Выбрать главу

Наподобие тех гротов, где находят странные воздушные карманы, станция оказалась полостью, избегшей затопления. Трепещущим и ненадежным пространством, откуда дышало угрозой. Пролеты, заполненные прорвавшейся породой, подходы, закупоренные потоками жирной глины, волею случая образовали что-то вроде колокола, воздух из которого не смог вырваться наружу по мере подъема вод. Дед Конноли полагал, что в затопленной железнодорожной подземной сети насчитывались десятки таких островов выживания. Воздушные пустоты существовали и на еще больших глубинах, но непрочность их была такова, что незначительная мелочь могла вычеркнуть их из схемы туннелей.

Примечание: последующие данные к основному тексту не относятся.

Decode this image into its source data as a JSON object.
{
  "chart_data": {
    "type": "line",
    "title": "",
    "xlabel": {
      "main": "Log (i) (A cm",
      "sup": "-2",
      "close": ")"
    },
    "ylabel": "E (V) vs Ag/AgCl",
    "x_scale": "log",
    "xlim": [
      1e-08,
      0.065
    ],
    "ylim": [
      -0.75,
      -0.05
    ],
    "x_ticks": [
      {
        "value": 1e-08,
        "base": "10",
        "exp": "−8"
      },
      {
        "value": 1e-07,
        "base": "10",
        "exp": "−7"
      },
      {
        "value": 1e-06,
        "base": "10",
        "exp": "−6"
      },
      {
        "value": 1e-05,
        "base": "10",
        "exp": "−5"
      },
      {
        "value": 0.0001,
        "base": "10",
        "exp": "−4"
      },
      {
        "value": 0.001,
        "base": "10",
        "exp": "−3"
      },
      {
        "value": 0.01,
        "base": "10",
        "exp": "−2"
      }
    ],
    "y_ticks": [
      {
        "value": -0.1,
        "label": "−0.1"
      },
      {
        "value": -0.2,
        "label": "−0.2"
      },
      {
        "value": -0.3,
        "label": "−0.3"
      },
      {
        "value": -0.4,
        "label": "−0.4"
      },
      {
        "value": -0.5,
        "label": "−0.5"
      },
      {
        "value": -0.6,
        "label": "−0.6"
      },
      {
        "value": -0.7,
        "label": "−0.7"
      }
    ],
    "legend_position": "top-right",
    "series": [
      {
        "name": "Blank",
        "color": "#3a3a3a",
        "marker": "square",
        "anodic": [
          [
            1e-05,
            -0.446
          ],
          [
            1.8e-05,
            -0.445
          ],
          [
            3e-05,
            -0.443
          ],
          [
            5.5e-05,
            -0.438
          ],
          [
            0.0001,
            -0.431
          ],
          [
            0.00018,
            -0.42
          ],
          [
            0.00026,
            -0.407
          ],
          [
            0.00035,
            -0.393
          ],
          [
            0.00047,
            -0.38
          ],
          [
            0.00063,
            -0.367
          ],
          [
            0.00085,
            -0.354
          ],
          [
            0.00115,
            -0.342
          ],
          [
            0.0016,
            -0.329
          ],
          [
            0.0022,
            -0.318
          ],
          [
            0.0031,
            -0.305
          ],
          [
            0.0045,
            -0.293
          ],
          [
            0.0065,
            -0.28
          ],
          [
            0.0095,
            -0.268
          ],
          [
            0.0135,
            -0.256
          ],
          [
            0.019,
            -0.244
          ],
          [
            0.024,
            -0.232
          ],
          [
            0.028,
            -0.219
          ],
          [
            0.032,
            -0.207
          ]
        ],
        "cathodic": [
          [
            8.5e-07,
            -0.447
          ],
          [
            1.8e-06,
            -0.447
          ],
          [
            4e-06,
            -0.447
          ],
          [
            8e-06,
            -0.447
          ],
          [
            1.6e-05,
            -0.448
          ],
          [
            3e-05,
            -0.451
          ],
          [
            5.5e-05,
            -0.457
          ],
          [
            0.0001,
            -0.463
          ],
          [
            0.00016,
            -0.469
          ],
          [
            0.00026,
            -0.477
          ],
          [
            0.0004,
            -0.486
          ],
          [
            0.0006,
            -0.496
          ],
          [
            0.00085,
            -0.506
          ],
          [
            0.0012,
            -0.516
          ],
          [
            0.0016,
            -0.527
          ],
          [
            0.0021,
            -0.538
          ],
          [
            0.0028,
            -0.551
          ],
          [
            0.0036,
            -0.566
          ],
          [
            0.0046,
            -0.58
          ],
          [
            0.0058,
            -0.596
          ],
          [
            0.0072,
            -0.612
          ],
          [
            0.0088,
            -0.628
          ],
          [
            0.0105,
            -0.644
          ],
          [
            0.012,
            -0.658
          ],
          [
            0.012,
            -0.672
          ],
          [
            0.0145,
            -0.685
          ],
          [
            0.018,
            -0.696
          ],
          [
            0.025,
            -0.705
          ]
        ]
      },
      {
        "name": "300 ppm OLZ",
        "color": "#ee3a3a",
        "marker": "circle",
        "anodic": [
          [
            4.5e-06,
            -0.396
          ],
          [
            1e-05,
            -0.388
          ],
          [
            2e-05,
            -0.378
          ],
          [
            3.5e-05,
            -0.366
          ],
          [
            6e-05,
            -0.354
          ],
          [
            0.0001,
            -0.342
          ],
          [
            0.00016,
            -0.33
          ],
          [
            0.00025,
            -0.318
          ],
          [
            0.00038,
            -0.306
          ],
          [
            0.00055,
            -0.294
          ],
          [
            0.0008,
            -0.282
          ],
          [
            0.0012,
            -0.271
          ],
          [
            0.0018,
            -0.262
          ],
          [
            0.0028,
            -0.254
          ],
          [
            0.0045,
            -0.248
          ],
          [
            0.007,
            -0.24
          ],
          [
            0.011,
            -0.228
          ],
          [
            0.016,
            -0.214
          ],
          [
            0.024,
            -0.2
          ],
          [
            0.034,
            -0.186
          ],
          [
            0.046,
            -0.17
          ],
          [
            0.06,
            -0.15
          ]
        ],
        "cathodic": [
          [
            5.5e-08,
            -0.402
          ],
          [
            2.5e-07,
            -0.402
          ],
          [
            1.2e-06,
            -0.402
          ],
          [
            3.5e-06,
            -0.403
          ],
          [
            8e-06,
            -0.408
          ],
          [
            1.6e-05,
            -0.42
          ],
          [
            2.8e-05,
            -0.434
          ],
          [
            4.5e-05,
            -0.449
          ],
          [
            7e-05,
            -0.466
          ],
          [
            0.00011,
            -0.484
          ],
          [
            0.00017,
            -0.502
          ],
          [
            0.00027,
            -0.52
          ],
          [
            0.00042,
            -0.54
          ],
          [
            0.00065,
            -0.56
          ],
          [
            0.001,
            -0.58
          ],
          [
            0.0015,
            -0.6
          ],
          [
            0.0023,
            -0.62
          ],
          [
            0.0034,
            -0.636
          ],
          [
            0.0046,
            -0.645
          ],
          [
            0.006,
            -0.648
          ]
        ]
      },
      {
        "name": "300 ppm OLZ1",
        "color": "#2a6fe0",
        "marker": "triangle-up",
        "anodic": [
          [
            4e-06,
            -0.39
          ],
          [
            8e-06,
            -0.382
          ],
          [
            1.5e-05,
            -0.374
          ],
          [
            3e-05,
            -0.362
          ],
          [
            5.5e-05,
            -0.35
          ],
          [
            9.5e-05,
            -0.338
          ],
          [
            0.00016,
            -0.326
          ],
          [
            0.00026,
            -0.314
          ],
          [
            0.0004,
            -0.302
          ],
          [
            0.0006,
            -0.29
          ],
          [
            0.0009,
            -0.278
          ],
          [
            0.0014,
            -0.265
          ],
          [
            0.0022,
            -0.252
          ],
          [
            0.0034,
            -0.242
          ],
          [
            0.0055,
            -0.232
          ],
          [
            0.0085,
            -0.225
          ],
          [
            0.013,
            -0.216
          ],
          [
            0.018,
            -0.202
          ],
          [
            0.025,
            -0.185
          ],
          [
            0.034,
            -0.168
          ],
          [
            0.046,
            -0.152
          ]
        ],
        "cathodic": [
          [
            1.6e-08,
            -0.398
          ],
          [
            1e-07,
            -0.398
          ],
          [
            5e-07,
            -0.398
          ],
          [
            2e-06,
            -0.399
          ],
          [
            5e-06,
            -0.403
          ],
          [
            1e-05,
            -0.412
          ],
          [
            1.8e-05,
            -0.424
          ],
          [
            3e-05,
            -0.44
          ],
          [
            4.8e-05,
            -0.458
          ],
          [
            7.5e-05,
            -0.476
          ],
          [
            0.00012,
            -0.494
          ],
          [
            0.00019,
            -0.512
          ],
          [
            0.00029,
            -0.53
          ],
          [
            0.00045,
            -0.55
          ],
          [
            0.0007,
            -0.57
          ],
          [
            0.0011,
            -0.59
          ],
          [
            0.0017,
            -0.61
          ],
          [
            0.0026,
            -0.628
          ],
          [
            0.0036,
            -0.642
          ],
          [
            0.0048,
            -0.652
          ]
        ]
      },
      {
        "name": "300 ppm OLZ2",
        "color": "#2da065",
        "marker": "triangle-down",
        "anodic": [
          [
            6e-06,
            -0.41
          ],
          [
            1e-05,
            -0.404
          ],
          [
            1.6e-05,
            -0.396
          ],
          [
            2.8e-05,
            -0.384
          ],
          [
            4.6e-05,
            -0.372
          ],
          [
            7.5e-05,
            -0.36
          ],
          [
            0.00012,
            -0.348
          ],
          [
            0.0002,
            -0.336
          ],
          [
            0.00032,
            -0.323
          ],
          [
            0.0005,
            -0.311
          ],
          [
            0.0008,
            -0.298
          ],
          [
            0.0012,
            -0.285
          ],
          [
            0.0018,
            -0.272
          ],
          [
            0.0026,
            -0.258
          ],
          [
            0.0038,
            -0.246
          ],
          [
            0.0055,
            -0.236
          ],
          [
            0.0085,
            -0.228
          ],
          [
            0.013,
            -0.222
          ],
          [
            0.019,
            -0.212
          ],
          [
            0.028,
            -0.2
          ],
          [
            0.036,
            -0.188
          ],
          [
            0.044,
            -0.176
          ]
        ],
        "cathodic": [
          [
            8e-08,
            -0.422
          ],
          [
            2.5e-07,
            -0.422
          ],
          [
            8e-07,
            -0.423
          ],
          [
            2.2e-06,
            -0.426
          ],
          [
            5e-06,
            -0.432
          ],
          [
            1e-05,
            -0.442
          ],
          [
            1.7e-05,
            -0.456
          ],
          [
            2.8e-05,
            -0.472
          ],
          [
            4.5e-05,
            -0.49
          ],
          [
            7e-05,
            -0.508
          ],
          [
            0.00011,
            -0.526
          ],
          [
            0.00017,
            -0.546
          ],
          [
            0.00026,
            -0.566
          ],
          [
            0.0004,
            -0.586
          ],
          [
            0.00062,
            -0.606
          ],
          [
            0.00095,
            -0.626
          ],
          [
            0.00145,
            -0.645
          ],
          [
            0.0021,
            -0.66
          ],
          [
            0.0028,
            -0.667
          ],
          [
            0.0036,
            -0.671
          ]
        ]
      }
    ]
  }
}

— Многого и не потребуется, — бормотал иногда ирландец, — достаточно небольшого обвала в своде, отверстия, неожиданно возникшего в куполе затвердевшей глины, которая обеспечивает водонепроницаемость колокола, и воздух начнет вырываться большими пузырями. Сразу же поднимется уровень воды, доходящей до платформ. Карман будет сужаться на глазах. Через несколько минут станция станет еще одним из подводных гротов.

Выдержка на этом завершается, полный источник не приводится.